Hajj is an annual Islamic rite that traditionally draws around 2 million people from around the world, and this year’s edition is set to hold at the end of July.
At least once in their lifetime, all able-bodied Muslims with financial means are required to perform hajj, the pilgrimage to Saudi Arabia which centres around five intense days of worship and rituals in Mecca, the city that houses Ka’aba, Islam’s most sacred site.
Due to the pandemic, some countries like Malaysia and Indonesia had earlier announced that they would not be sending their citizens to the pilgrimage this year.
According to statements by the Saudi government below
In light that the Coronavirus (COVID-19) has spread to more than 180 countries around the world, and that deaths related to COVID-19 have reached almost half a million and over 7 million cases have been confirmed globally,
and in accordance with what has been stressed by the Saudi Ministry of Health regarding the continued risks stemming from this pandemic and the lack of available vaccinations and a cure for those who have been infected by Covid 19 around the world. and to preserve the security of global public health especially in light of the increase in the number of cases in most countries according to reports issued by global health organizations and institutions. and considering the risks of the disease and infections spreading in crowded gatherings where it is difficult to maintain safe social distancing among the individuals gathered.

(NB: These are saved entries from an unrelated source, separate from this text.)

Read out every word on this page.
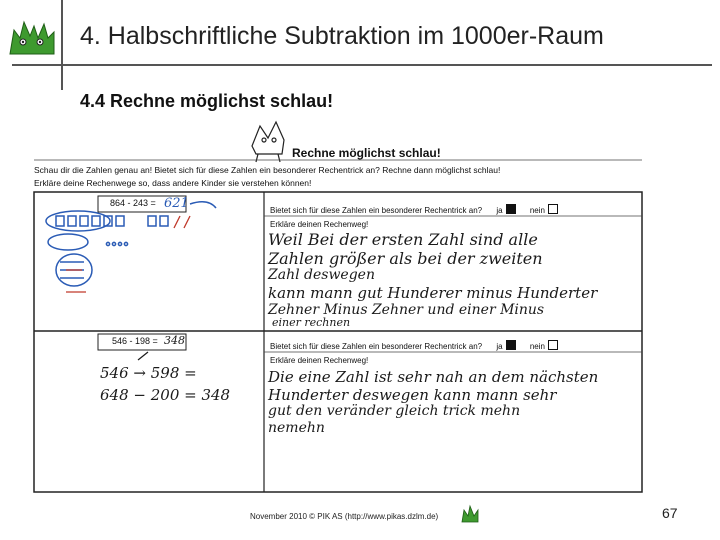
4. Halbschriftliche Subtraktion im 1000er-Raum
4.4 Rechne möglichst schlau!
Rechne möglichst schlau!
Schau dir die Zahlen genau an! Bietet sich für diese Zahlen ein besonderer Rechentrick an? Rechne dann möglichst schlau!
Erkläre deine Rechenwege so, dass andere Kinder sie verstehen können!
864 - 243 = 621	Bietet sich für diese Zahlen ein besonderer Rechentrick an? ja	nein
Erkläre deinen Rechenweg!
Weil Bei der ersten Zahl sind alle
Zahlen größer als bei der zweiten
Zahl deswegen
kann mann gut Hunderer minus Hunderter
Zehner Minus Zehner und einer Minus
einer rechnen
546 - 198 = 348
546 → 598 =
648 − 200 = 348
Bietet sich für diese Zahlen ein besonderer Rechentrick an? ja	nein
Erkläre deinen Rechenweg!
Die eine Zahl ist sehr nah an dem nächsten
Hunderter deswegen kann mann sehr
gut den veränder gleich trick mehn
nemehn
November 2010 © PIK AS (http://www.pikas.dzlm.de)	67
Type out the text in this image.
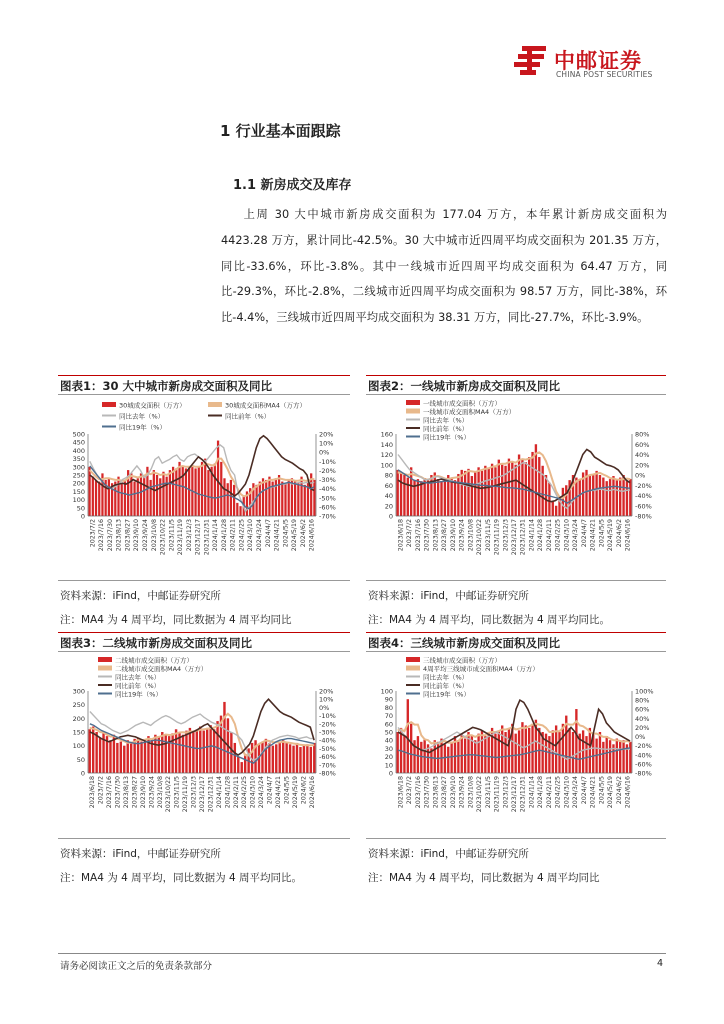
中邮证券
CHINA POST SECURITIES
1 行业基本面跟踪
1.1 新房成交及库存

上周 30 大中城市新房成交面积为 177.04 万方，本年累计新房成交面积为 4423.28 万方，累计同比-42.5%。30 大中城市近四周平均成交面积为 201.35 万方，同比-33.6%，环比-3.8%。其中一线城市近四周平均成交面积为 64.47 万方，同比-29.3%，环比-2.8%，二线城市近四周平均成交面积为 98.57 万方，同比-38%，环比-4.4%，三线城市近四周平均成交面积为 38.31 万方，同比-27.7%，环比-3.9%。

图表1：30 大中城市新房成交面积及同比	图表2：一线城市新房成交面积及同比
30城成交面积（万方）	30城成交面积MA4（万方）
同比去年（%）	同比前年（%）
同比19年（%）
500
450
400
350
300
250
200
150
100
50
0
20%
10%
0%
-10%
-20%
-30%
-40%
-50%
-60%
-70%
2023/7/2 2023/7/16 2023/7/30 2023/8/13 2023/8/27 2023/9/10 2023/9/24 2023/10/8 2023/10/22 2023/11/5 2023/11/19 2023/12/3 2023/12/17 2023/12/31 2024/1/14 2024/1/28 2024/2/11 2024/2/25 2024/3/10 2024/3/24 2024/4/7 2024/4/21 2024/5/5 2024/5/19 2024/6/2 2024/6/16
一线城市成交面积（万方）
一线城市成交面积MA4（万方）
同比去年（%）
同比前年（%）
同比19年（%）
160
140
120
100
80
60
40
20
0
80%
60%
40%
20%
0%
-20%
-40%
-60%
-80%
2023/6/18 2023/7/2 2023/7/16 2023/7/30 2023/8/13 2023/8/27 2023/9/10 2023/9/24 2023/10/8 2023/10/22 2023/11/5 2023/11/19 2023/12/3 2023/12/17 2023/12/31 2024/1/14 2024/1/28 2024/2/11 2024/2/25 2024/3/10 2024/3/24 2024/4/7 2024/4/21 2024/5/5 2024/5/19 2024/6/2 2024/6/16
资料来源：iFind，中邮证券研究所
注：MA4 为 4 周平均，同比数据为 4 周平均同比
资料来源：iFind，中邮证券研究所
注：MA4 为 4 周平均，同比数据为 4 周平均同比。
图表3：二线城市新房成交面积及同比	图表4：三线城市新房成交面积及同比
二线城市成交面积（万方）
二线城市成交面积MA4（万方）
同比去年（%）
同比前年（%）
同比19年（%）
300
250
200
150
100
50
0
20%
10%
0%
-10%
-20%
-30%
-40%
-50%
-60%
-70%
-80%
2023/6/18 2023/7/2 2023/7/16 2023/7/30 2023/8/13 2023/8/27 2023/9/10 2023/9/24 2023/10/8 2023/10/22 2023/11/5 2023/11/19 2023/12/3 2023/12/17 2023/12/31 2024/1/14 2024/1/28 2024/2/11 2024/2/25 2024/3/10 2024/3/24 2024/4/7 2024/4/21 2024/5/5 2024/5/19 2024/6/2 2024/6/16
三线城市成交面积（万方）
4周平均三线城市成交面积MA4（万方）
同比去年（%）
同比前年（%）
同比19年（%）
100
90
80
70
60
50
40
30
20
10
0
100%
80%
60%
40%
20%
0%
-20%
-40%
-60%
-80%
2023/6/18 2023/7/2 2023/7/16 2023/7/30 2023/8/13 2023/8/27 2023/9/10 2023/9/24 2023/10/8 2023/10/22 2023/11/5 2023/11/19 2023/12/3 2023/12/17 2023/12/31 2024/1/14 2024/1/28 2024/2/11 2024/2/25 2024/3/10 2024/3/24 2024/4/7 2024/4/21 2024/5/5 2024/5/19 2024/6/2 2024/6/16
资料来源：iFind，中邮证券研究所
注：MA4 为 4 周平均，同比数据为 4 周平均同比。
资料来源：iFind，中邮证券研究所
注：MA4 为 4 周平均，同比数据为 4 周平均同比
请务必阅读正文之后的免责条款部分	4
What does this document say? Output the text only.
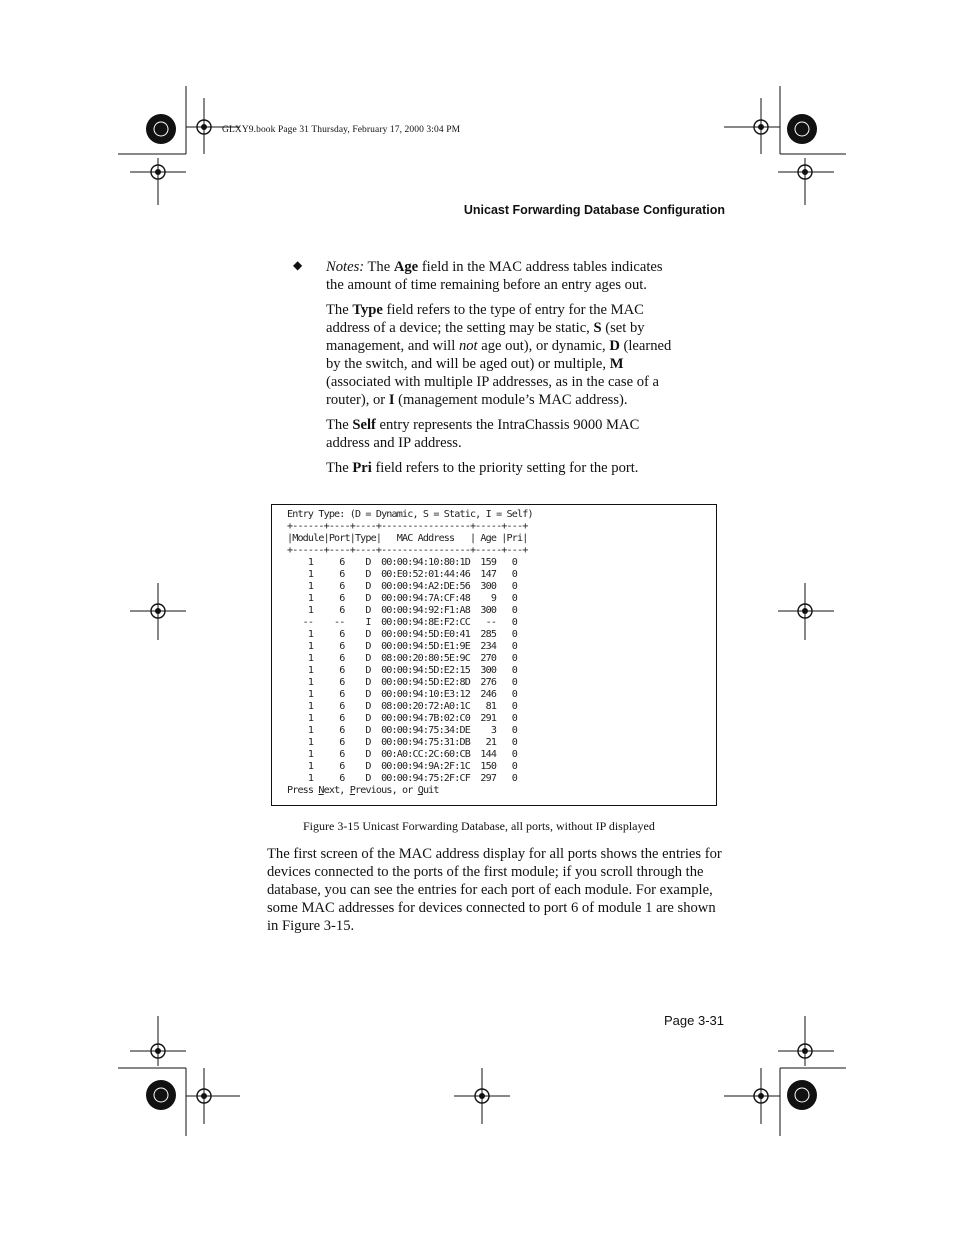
GLXY9.book Page 31 Thursday, February 17, 2000 3:04 PM
Unicast Forwarding Database Configuration
◆ Notes: The Age field in the MAC address tables indicates the amount of time remaining before an entry ages out.

The Type field refers to the type of entry for the MAC address of a device; the setting may be static, S (set by management, and will not age out), or dynamic, D (learned by the switch, and will be aged out) or multiple, M (associated with multiple IP addresses, as in the case of a router), or I (management module’s MAC address).

The Self entry represents the IntraChassis 9000 MAC address and IP address.

The Pri field refers to the priority setting for the port.

Entry Type: (D = Dynamic, S = Static, I = Self)
+------+----+----+-----------------+-----+---+
|Module|Port|Type|   MAC Address   | Age |Pri|
+------+----+----+-----------------+-----+---+
1     6    D  00:00:94:10:80:1D  159   0
1     6    D  00:E0:52:01:44:46  147   0
1     6    D  00:00:94:A2:DE:56  300   0
1     6    D  00:00:94:7A:CF:48    9   0
1     6    D  00:00:94:92:F1:A8  300   0
--    --    I  00:00:94:8E:F2:CC   --   0
1     6    D  00:00:94:5D:E0:41  285   0
1     6    D  00:00:94:5D:E1:9E  234   0
1     6    D  08:00:20:80:5E:9C  270   0
1     6    D  00:00:94:5D:E2:15  300   0
1     6    D  00:00:94:5D:E2:8D  276   0
1     6    D  00:00:94:10:E3:12  246   0
1     6    D  08:00:20:72:A0:1C   81   0
1     6    D  00:00:94:7B:02:C0  291   0
1     6    D  00:00:94:75:34:DE    3   0
1     6    D  00:00:94:75:31:DB   21   0
1     6    D  00:A0:CC:2C:60:CB  144   0
1     6    D  00:00:94:9A:2F:1C  150   0
1     6    D  00:00:94:75:2F:CF  297   0
Press Next, Previous, or Quit
Figure 3-15 Unicast Forwarding Database, all ports, without IP displayed
The first screen of the MAC address display for all ports shows the entries for devices connected to the ports of the first module; if you scroll through the database, you can see the entries for each port of each module. For example, some MAC addresses for devices connected to port 6 of module 1 are shown in Figure 3-15.
Page 3-31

The Kingdom of Saudi Arabia, whose top priority is to always enable Muslim pilgrims to perform Hajj and Umrah rites safely and securely and which has been keen since the beginning of the pandemic to take all necessary precautionary measures to protect pilgrims, including by suspending the entry of Umrah pilgrims while ensuring the safety of the pilgrims already present at the holy sites, a decision that has received many approbations from Islamic and international organizations in recognition of its wide contribution to fighting the virus globally and supporting the efforts of health organizations in limiting the spread of the deadly disease, and in light of continuation of the pandemic and the risks of Coronavirus spreading in crowded spaces and large gatherings, and its transmission between countries, and the increase in average infections globally.
it has been decided that Hajj for this year (1441 H/ 2020 AD) will be held whereby a very limited number of pilgrims from various nationalities who already reside in Saudi Arabia, would be able to perform it. This decision is taken to ensure Hajj is performed in a safe manner from a public health perspective while observing all preventative measures and the necessary social distancing protocols to protect human beings from the risks associated with this pandemic and in accordance with the teachings of lslam in preserving the lives of human beings.
The government of the Custodian of the Two Holy Mosques is honored to serve millions of Hajj and Umrah pilgrims annually and it confirms that this decision stems from the top priority it accords maintaining the safety of pilgrims on its land until they depart to their home countries.
We ask Allah the Almighty to protect all countries from this pandemic and keep all humans protected and safe.